Chad Lester is an extremely successful megachurch pastor who secretly sleeps with as many women as he can (literally) get his hands on. Most of the church leadership knows (or has participated!), but life keeps humming merrily along with all the indiscretions, to quote Alanis Morissette, under rug swept. That is, until Chad gets accused of probably the one thing of which he’s totally blameless–a tryst with an underage male. The accusation is the first snowflake of an ever-growing snowball of revelation in which almost all parties (including the guilty, the victims, the ambulance chasers, and the news media) end up with something unexpected.
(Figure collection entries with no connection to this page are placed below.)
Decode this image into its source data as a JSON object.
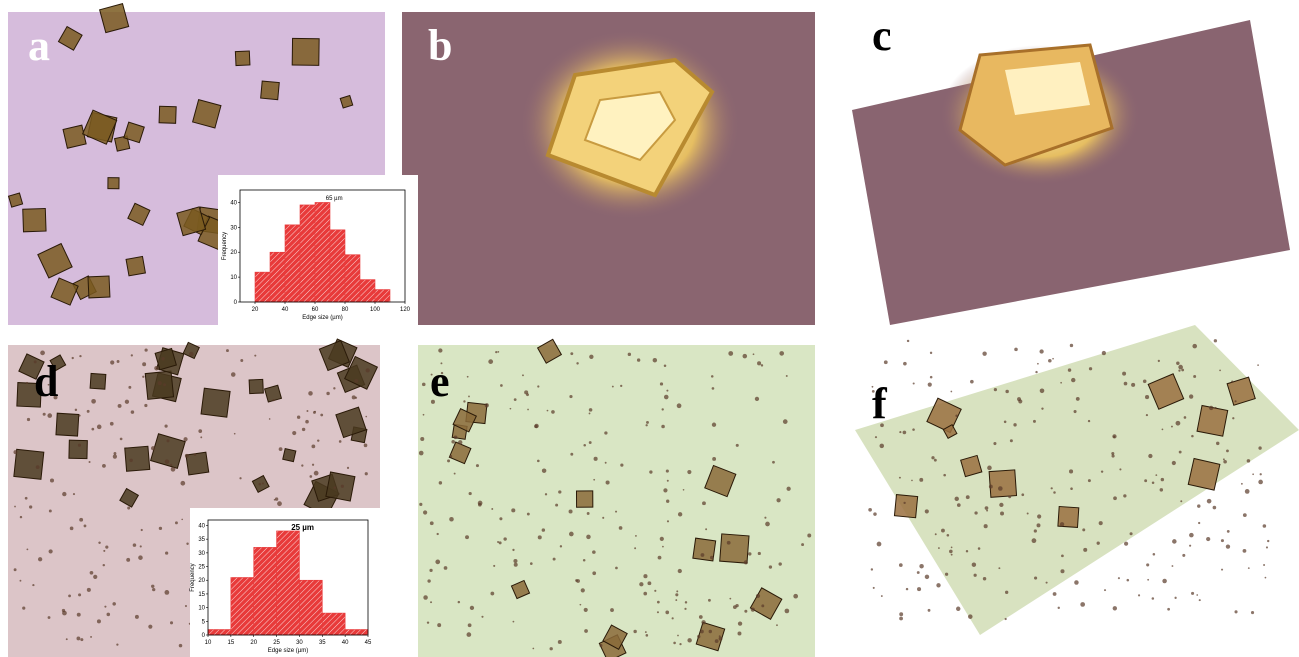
{
  "panels": [
    {
      "label": "a"
    },
    {
      "label": "b"
    },
    {
      "label": "c"
    },
    {
      "label": "d"
    },
    {
      "label": "e"
    },
    {
      "label": "f"
    }
  ],
  "chart_data": [
    {
      "type": "histogram",
      "annotation": "65 µm",
      "x_label": "Edge size (µm)",
      "y_label": "Frequency",
      "bins": [
        20,
        30,
        40,
        50,
        60,
        70,
        80,
        90,
        100,
        110
      ],
      "values": [
        12,
        20,
        31,
        39,
        40,
        29,
        19,
        9,
        5
      ],
      "color": "#e83a3a",
      "xlim": [
        10,
        120
      ],
      "xticks": [
        20,
        40,
        60,
        80,
        100,
        120
      ],
      "ylim": [
        0,
        45
      ],
      "yticks": [
        0,
        10,
        20,
        30,
        40
      ]
    },
    {
      "type": "histogram",
      "annotation": "25 µm",
      "x_label": "Edge size (µm)",
      "y_label": "Frequency",
      "bins": [
        10,
        15,
        20,
        25,
        30,
        35,
        40,
        45
      ],
      "values": [
        2,
        21,
        32,
        38,
        20,
        8,
        2
      ],
      "color": "#e83a3a",
      "xlim": [
        10,
        45
      ],
      "xticks": [
        10,
        15,
        20,
        25,
        30,
        35,
        40,
        45
      ],
      "ylim": [
        0,
        42
      ],
      "yticks": [
        0,
        5,
        10,
        15,
        20,
        25,
        30,
        35,
        40
      ]
    }
  ]
}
Wodehouse’s influence is unmistakable.
It’s fitting that Douglas Wilson has written a book on wordsmithing (my review here), because in Evangellyfish he walks the talk. This very short book (I read it in one 24-hour period) adroitly skewers every sacred cow in the evangelical sub-culture–from megachurch pastors whose sexual exploits give entirely new meaning to the term “laypersons,” to the pious and whitewashed tombs of the conjoined church, Christian school, and crisis pregnancy center–yet it stands on its own storytelling merits. Wilson’s writing is at its best–clever, hilarious, hard-hitting and unashamedly true. It avoids being acerbic and remains, ultimately, an edifying work for all the tearing down it does.
This book is written from within the evangelical world to the evangelical world. Non-evangelicals (or those who aren’t familiar with the sub-culture) won’t get half the jokes or grasp how bold Wilson’s skewering is.